HOPE, n. Desire and expectation rolled into one.
Too much optimism is not our problem now. Now, all too often, our so-called “satire” is depressed apathy dressed up as humor. Far from encouraging us to take more realistic action, it seems to want us to give up and take no action at all. What these times call for is a kind of militant optimism, tempered and realistic but brave and firm.
So no, I’m no cynic, and I don’t have a lot of patience for those who mistake empty cynicism for intelligence. But I’ll still give Bierce a pass, because there’s something reassuring about his brand of cynicism: the way it's stayed relevant. Things can be bad and often are, but ’twas ever thus.

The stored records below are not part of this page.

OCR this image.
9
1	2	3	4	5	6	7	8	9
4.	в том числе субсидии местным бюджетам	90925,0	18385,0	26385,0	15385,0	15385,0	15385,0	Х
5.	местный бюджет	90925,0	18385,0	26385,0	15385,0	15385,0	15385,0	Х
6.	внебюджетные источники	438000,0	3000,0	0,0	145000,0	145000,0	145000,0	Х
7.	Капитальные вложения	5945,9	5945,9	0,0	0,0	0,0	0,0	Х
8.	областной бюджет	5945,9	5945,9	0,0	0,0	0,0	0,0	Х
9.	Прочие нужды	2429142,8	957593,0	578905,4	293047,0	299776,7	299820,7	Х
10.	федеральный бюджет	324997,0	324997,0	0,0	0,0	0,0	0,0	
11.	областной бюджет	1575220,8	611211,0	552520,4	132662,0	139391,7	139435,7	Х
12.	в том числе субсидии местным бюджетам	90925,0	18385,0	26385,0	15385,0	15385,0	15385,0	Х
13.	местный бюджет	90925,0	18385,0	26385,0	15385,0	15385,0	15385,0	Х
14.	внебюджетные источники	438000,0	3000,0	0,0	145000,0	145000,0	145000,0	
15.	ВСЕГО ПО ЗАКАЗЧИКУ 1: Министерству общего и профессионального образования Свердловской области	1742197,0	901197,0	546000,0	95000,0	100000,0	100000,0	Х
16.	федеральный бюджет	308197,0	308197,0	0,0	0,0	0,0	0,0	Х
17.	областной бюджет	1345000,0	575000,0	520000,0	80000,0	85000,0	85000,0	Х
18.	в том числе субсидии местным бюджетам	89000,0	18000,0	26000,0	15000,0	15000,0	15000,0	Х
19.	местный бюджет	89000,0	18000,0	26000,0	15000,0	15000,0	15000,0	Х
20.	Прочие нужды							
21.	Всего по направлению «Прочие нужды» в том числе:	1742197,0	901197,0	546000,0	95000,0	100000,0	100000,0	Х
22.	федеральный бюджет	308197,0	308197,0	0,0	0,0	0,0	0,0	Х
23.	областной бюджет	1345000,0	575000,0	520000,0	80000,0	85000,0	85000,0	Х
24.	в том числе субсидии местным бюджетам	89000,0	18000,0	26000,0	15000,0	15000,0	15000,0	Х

CYNIC, n. A blackguard whose faulty vision sees things as they are, not as they ought to be. Hence the custom among the Scythians of plucking out a cynic's eyes to improve his vision.
Bierce’s work could be brutal, as life was brutal to him. He got a brain injury as a Civil War soldier, lost sons to suicide and pneumonia, suffered asthma, had a chaotic marriage and divorce, and disappeared forever on an alleged trip to Mexico. He was also a crusading journalist, sometime editor, poet, and short story writer. I got to read his best-known story, “An Occurrence at Owl Creek Bridge,” as a kid, and the jolt of its twist ending still hits me today. (Accompanying image by François Vigneault.)
But I think time’s been kind to some of his observations. It’s reassuring, in a way, that a lot of the disappointments and absurdities of being human are the same as they were when he vanished—around 1913, the same year the crossword puzzle was born.
LOCK-AND-KEY, n. The distinguishing device of civilization and enlightenment.